If you actually sat at your desk, took a square of paper and taped the edges together to realize that flat torus in three-dimensional space, it wouldn’t be smooth and pretty like an inner tube — it would be folded or crumpled in some places. The smooth surface of an inner tube requires the stretching of rubber. A flat torus can’t fit in three-dimensional space in a smooth way without distortion, but if you allow some folding, you can do it.
Your first attempt at making a flat torus out of paper will probably look randomly crumpled. A natural mathematical question is whether there is a flat torus that is ‘best’ in some way. Schwartz was specifically interested in origami flat tori, which are formed by fitting flat triangles together in three-dimensional space so that the total angle around every point — including the vertices where the triangles intersect — is 360 degrees, the same as in a full circle.

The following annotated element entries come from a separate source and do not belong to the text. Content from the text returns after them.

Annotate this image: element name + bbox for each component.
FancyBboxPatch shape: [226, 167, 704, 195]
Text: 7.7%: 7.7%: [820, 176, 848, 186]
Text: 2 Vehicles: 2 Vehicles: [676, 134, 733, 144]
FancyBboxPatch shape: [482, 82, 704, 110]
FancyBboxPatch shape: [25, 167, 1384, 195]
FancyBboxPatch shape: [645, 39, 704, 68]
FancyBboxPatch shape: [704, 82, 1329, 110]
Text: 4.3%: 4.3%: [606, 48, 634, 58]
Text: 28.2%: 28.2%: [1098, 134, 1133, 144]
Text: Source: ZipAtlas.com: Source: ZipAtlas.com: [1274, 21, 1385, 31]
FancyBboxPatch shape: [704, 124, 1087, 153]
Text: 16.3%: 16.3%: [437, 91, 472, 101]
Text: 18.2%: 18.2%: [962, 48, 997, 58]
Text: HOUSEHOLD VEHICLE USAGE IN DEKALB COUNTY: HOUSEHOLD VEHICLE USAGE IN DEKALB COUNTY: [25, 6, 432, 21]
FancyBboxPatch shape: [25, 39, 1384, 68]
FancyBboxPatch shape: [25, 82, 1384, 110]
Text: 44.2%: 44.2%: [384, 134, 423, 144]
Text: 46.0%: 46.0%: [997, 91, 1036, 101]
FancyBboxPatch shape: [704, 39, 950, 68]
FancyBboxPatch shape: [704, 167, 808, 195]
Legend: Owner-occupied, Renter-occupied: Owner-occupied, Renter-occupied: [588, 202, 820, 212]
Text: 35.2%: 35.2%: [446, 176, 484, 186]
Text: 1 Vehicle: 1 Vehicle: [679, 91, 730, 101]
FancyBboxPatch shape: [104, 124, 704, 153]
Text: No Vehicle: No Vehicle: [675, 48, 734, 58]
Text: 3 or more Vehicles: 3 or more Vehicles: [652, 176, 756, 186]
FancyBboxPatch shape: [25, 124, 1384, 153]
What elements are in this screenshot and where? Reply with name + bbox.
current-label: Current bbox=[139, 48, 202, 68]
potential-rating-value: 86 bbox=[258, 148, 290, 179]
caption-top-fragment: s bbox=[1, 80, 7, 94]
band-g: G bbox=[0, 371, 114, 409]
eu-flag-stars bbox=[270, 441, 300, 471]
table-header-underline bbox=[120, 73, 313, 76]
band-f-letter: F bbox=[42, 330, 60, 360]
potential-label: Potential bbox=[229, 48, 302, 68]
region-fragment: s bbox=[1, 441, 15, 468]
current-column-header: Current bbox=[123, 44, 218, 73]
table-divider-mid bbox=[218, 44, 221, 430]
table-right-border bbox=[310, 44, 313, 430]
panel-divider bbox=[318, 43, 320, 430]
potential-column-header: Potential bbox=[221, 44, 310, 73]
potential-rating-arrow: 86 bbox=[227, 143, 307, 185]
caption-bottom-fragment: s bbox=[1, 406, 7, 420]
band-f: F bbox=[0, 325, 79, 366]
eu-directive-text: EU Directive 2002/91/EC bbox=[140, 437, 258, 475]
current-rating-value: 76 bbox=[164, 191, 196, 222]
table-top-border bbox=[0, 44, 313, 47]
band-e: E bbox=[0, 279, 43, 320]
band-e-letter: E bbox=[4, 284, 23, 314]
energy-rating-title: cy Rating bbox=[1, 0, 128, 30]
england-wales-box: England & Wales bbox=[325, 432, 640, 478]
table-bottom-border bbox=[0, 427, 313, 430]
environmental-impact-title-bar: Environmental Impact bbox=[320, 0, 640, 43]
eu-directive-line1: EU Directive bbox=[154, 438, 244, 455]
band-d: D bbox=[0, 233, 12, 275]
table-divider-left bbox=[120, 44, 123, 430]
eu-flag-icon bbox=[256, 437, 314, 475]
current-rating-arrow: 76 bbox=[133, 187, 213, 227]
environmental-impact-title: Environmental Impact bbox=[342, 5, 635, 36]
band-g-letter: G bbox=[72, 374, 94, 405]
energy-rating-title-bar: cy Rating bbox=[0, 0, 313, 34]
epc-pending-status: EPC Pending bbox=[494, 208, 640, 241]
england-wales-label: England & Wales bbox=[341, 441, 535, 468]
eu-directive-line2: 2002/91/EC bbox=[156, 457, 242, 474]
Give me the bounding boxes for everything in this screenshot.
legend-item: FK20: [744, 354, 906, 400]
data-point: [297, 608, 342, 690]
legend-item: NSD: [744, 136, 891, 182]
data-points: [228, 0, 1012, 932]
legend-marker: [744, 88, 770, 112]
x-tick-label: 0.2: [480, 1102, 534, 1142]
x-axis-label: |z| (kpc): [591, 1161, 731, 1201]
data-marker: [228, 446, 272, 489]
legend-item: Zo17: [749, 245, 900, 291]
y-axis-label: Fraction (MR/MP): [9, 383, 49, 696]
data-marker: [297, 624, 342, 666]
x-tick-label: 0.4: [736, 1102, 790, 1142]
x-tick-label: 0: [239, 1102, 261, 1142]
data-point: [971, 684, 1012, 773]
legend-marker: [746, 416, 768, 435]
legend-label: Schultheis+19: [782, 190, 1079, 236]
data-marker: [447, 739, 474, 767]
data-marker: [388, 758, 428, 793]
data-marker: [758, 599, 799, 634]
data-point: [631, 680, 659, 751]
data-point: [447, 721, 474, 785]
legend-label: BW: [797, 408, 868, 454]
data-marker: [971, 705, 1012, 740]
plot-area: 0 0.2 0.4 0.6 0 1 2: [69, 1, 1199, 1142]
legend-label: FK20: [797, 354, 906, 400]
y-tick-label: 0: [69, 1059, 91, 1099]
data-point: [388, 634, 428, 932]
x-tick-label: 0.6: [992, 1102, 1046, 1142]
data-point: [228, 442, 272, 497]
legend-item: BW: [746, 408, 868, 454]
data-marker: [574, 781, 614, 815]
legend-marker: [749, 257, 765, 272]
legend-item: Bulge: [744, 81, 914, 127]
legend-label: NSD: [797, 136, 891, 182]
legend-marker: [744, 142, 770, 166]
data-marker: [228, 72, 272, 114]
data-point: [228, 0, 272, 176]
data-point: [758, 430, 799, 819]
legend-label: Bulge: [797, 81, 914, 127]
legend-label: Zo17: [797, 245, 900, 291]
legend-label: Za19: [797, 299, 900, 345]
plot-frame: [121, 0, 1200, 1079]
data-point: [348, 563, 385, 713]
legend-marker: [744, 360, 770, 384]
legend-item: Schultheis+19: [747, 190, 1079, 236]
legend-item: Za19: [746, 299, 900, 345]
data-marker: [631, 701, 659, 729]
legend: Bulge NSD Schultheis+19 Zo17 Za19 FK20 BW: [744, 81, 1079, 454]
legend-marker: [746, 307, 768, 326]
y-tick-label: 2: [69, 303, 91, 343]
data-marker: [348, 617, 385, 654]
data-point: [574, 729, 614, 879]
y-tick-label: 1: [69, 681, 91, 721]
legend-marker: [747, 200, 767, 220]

Schwartz sought to find origami tori with the fewest vertices possible, a challenge known as the minimum-vertex problem. He had heard about the problem years ago from colleagues, and conversations he had during his fellowship visit to IHES rekindled his interest in the problem. Previous research had established that any such torus must have at least seven vertices and had produced examples with nine. Schwartz set to work proving that nine vertices was the smallest number possible. First, he demonstrated that no seven-vertex triangulation could work, using computer modeling to explore the space of possible configurations of seven points and employing arguments from projective geometry and combinatorics to reduce the total number of cases to be examined.
“I don't know how to solve it. But if I don’t try to solve it, then it’s 100 percent guaranteed I’m not going to solve it.”
Richard Schwartz
When he tried to extend his arguments to eight vertices, though, he kept failing. He reduced millions of cases to thousands but couldn’t narrow them down further. “It just wasn’t quite working,” he says. “At some point, my brain switched.” He began to wonder whether an eight-vertex torus might be possible after all. He ran some experiments and eventually settled on a supervised machine learning approach to find triangulations that could work. After that, it took more work to show that the potential triangulations, which involved numerical approximation, actually yielded honest-to-goodness flat tori. When all the numbers worked out, he ended up with a family of eight-vertex tori he calls ‘pup tents’ because of their squat shape.
These pup tents are not intended for the shelves of camping goods stores, nor are they likely to have any other practical use. “I just like to play around,” Schwartz says. But behind that play are serious questions about the limits of human imagination and understanding. Mathematics is riddled with problems that are simple to state and nearly impossible to solve. When he runs up against one of these questions, he thinks, “We humans ought to be able to answer this question, and we can’t. That means that there’s some idea that we’re missing.”
The quest for the proof of one of these deceptively difficult problems continues to drive Schwartz, whether it’s a twisted piece of paper, an origami doughnut or something else. For many years, he has had his sights set on the square peg problem, “like Ahab looking for the whale,” he says. That problem asks whether every curve that reconnects with itself in a closed loop without crossing over itself has four points that form the corners of a square. “I don’t know how to solve it,” he says. No human has yet looked at the question in quite the right way. An elegant solution could be right around the corner or never found in a thousand years. “But if I don’t try to solve it, then it’s 100 percent guaranteed I’m not going to solve it.”